The short answer is yes! New evidence-based guidelines for human epidermal growth factor receptor 2 (HER2) testing in advanced gastric and gastroesophageal adenocarcinoma (GEA) have been released jointly by the College of American Pathologists (CAP), American Society for Clinical Pathology (ASCP), and American Society of Clinical Oncology (ASCO).
Currently, HER2 is the only marker that can be used to guide treatment choices in advanced GEA. Testing for HER2 may help identify individual patients who could benefit from targeted therapy with the anti-HER2 monoclonal antibody Herceptin®, (trastuzumab). Research suggests that adjunctive therapy with Herceptin may increase overall survival in advanced GEA compared with chemotherapy alone.1
Herceptin is a targeted therapy that has made important contributions to improved outcomes among women with HER2-positive breast cancer. HER2 is also overexpressed in some stomach cancers. The HER2 pathway is a biological pathway involved in cellular replication and growth. Herceptin targets and blocks the HER2-protein and is used for the treatment of both early-stage and more-advanced HER2-positive cancers.

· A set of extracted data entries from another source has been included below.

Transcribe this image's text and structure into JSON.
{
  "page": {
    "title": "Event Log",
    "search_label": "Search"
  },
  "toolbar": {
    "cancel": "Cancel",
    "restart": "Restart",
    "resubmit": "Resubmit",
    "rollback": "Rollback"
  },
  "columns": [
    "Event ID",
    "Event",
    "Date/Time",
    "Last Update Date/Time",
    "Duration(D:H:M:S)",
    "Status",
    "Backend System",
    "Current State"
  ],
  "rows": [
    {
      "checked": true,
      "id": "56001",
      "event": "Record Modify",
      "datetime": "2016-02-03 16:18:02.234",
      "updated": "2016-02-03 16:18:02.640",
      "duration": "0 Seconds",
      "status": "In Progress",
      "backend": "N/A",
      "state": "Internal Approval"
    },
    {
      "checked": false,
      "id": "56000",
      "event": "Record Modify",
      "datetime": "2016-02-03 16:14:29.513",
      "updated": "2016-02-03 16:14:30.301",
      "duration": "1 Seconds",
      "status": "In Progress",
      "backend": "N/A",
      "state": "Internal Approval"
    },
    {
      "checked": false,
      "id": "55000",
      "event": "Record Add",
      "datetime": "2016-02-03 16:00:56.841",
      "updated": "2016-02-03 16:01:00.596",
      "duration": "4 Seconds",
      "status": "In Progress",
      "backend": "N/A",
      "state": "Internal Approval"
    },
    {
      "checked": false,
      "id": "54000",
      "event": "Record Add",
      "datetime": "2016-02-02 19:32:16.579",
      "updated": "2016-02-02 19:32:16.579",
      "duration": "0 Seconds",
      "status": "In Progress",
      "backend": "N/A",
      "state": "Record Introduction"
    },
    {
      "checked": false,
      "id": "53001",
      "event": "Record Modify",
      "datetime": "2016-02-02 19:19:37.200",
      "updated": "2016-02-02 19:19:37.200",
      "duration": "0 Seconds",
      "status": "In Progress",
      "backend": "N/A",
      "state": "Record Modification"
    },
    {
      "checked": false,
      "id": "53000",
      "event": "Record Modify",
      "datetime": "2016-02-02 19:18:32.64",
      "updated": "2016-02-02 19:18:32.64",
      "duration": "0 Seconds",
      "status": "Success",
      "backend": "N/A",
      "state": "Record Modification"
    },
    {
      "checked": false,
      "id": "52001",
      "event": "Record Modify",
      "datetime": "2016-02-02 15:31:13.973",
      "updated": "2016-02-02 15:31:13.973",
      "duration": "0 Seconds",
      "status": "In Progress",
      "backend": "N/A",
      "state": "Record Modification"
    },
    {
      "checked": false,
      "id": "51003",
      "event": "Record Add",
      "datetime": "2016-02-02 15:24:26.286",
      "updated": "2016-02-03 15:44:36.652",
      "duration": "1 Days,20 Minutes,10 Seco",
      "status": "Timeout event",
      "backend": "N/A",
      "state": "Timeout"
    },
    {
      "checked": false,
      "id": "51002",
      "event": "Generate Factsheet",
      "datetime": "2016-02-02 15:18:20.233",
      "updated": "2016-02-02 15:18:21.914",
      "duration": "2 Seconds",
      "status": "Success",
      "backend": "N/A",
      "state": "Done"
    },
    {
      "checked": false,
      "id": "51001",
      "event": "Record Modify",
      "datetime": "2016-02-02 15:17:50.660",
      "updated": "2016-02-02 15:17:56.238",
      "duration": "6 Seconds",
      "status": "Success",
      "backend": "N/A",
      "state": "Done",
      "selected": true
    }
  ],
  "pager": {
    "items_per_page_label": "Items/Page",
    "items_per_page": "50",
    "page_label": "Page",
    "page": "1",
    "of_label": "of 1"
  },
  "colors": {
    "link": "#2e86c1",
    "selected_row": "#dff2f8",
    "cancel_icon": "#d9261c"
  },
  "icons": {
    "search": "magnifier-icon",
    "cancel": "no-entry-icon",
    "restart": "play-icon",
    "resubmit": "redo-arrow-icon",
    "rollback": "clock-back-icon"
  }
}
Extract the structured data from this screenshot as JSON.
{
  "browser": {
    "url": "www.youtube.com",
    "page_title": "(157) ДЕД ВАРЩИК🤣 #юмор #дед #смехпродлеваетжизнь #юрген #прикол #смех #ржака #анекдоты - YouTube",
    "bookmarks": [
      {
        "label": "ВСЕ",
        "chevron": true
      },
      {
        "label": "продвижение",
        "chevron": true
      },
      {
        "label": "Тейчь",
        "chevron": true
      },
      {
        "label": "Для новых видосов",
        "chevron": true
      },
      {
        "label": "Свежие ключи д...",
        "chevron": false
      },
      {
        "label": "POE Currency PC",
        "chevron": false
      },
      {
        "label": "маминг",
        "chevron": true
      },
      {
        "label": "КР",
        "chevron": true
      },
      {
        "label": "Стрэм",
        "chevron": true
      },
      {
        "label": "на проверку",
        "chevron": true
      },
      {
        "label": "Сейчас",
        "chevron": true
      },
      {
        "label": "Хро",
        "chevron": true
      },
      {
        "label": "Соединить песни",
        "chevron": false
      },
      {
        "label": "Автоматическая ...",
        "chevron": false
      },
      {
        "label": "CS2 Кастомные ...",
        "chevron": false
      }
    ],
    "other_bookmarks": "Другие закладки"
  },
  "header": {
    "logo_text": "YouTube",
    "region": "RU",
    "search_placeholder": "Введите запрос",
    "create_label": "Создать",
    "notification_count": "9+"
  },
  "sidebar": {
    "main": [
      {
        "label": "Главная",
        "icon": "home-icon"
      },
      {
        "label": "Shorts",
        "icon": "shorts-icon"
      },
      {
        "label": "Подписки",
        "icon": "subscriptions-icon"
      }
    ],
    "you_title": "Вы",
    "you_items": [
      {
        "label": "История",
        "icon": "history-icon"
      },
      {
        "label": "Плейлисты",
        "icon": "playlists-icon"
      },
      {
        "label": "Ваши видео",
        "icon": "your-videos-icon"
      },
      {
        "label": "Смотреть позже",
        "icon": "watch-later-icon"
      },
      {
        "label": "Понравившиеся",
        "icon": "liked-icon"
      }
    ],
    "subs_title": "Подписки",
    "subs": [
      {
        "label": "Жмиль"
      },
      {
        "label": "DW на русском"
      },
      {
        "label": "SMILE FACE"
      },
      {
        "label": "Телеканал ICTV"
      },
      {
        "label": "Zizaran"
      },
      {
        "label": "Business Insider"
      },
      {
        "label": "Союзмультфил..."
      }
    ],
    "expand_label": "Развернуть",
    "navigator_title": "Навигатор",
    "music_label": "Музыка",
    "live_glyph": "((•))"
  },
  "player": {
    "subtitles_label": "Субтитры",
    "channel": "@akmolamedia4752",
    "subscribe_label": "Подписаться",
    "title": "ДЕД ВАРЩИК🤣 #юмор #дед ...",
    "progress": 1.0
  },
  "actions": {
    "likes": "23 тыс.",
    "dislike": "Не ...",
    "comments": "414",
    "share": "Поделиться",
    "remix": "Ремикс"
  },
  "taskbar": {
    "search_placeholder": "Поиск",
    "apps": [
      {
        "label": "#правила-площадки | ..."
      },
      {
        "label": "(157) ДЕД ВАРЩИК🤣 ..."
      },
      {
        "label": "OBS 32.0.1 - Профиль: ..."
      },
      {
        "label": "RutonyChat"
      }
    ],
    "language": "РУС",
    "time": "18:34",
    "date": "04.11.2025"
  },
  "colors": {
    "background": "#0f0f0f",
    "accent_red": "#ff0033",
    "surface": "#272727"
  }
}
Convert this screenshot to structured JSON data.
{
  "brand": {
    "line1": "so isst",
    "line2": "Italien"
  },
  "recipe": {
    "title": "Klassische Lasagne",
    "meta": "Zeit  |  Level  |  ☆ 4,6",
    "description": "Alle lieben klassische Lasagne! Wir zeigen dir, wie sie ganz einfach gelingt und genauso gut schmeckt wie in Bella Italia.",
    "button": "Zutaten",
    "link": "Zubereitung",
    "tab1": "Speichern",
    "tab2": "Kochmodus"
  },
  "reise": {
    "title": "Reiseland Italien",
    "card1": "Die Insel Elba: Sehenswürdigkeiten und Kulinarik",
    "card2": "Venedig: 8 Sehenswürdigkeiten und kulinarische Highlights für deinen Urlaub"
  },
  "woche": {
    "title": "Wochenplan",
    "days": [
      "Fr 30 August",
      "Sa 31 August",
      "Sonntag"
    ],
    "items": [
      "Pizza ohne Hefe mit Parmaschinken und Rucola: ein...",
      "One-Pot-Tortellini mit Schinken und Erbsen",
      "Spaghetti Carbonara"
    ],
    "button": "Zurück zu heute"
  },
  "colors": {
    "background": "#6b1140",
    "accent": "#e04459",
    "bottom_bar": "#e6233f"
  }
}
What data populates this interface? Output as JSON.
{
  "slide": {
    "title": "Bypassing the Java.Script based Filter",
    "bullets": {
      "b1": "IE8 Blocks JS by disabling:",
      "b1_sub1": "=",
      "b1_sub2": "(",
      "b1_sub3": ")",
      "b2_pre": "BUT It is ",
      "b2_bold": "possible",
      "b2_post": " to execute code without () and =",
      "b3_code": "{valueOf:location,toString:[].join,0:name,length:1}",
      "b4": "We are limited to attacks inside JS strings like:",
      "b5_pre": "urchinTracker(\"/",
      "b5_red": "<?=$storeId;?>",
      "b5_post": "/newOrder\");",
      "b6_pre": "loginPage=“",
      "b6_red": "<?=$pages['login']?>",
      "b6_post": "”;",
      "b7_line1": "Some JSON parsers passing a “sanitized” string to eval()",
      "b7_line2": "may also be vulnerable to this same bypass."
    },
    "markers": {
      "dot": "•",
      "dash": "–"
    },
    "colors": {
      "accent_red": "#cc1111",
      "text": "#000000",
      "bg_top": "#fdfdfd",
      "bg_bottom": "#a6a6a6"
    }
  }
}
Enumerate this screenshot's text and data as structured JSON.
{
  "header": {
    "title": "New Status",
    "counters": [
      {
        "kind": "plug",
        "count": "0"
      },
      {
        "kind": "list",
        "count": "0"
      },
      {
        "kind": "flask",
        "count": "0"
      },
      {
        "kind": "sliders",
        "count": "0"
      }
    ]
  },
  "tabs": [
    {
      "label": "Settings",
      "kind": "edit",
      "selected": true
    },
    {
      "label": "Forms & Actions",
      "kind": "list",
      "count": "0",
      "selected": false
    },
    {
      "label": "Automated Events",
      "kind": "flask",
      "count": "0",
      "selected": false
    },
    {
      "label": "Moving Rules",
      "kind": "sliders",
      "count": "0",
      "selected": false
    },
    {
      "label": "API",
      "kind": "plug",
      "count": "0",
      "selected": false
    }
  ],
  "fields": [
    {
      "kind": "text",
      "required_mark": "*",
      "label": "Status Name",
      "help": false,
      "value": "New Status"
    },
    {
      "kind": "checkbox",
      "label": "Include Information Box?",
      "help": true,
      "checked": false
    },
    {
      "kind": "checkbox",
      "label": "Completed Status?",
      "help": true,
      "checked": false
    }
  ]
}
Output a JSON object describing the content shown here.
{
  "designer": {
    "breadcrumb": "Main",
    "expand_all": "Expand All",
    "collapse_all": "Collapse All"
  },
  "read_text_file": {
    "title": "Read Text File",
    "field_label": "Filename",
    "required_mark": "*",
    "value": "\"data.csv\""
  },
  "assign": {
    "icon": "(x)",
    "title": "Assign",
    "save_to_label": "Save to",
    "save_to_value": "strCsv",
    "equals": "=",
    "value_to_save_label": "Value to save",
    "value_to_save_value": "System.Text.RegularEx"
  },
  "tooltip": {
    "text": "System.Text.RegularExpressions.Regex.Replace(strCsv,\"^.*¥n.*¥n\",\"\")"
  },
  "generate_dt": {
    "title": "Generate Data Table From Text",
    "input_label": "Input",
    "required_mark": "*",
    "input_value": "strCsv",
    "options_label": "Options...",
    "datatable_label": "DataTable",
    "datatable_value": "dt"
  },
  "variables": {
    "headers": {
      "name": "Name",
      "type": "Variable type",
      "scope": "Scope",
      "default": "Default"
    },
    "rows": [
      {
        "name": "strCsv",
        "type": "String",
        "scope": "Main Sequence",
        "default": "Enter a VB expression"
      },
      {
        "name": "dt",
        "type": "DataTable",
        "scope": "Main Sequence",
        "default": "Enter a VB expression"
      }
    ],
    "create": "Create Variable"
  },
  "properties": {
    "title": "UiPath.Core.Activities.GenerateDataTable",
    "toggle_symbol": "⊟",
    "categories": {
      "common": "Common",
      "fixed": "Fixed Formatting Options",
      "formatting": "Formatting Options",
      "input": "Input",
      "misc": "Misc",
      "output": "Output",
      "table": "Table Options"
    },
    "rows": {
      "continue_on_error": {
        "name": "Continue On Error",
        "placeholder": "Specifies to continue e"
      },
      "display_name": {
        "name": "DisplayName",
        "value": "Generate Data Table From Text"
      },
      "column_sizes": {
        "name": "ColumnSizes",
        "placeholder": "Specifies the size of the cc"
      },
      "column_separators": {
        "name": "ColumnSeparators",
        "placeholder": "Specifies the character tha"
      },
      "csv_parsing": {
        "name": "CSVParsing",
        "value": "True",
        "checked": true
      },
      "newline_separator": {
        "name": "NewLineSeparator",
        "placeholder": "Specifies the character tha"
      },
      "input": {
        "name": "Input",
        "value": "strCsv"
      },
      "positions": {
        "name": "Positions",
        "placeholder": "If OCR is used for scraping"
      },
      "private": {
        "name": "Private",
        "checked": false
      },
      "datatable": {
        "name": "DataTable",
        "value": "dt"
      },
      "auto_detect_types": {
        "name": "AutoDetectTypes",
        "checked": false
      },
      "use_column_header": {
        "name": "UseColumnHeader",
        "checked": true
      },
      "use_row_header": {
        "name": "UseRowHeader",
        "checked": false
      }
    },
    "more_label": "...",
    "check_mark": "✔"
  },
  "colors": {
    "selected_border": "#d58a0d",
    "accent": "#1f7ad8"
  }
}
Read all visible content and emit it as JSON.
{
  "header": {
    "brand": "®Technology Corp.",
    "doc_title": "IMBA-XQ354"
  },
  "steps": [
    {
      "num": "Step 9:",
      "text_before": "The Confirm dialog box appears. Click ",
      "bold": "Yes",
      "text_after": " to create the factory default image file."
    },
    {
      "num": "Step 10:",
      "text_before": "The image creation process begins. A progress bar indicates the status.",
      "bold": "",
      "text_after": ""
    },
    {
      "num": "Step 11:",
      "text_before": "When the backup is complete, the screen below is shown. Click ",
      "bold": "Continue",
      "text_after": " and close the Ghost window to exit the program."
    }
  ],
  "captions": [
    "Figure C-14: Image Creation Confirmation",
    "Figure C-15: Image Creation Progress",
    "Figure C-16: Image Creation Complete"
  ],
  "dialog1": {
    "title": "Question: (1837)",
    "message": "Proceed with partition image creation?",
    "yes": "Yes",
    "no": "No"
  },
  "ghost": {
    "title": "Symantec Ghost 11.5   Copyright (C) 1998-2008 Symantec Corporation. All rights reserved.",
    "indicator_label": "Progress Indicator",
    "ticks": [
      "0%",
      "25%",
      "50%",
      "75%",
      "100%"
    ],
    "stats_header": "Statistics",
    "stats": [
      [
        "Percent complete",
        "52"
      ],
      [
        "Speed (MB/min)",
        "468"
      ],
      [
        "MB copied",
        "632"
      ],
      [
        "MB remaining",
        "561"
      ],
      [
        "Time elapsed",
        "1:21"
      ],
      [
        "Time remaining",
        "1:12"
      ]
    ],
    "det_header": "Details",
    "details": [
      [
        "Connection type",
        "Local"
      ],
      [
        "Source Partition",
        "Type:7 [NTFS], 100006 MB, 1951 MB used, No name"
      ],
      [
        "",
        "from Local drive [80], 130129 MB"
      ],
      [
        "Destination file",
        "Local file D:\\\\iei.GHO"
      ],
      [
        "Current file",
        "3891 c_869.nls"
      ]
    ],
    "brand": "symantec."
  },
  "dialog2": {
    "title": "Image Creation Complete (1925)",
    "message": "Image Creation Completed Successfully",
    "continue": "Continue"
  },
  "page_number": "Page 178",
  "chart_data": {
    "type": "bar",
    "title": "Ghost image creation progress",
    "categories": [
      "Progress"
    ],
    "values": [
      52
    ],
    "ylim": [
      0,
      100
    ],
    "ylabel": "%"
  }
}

The guidelines were published online November 14 in the Archives of Pathology & Laboratory Medicine, American Journal of Clinical Pathology, and Journal of Clinical Oncology.2
A key point about the new guidelines is that they recommend HER2 testing during the initial diagnosis of advanced GEA and at important other points during treatment. The guidelines point out that the evidence does not support HER2 testing in patients with resectable tumors. They acknowledge that not all patients with advanced GEA may be candidates for anti-HER2 therapy, and advise that HER2 testing not be required in such patients. When the HER2 status is unclear because of technical issues, such as inadequate tissue sampling, additional tumor sampling may be pursued if it can be done safely.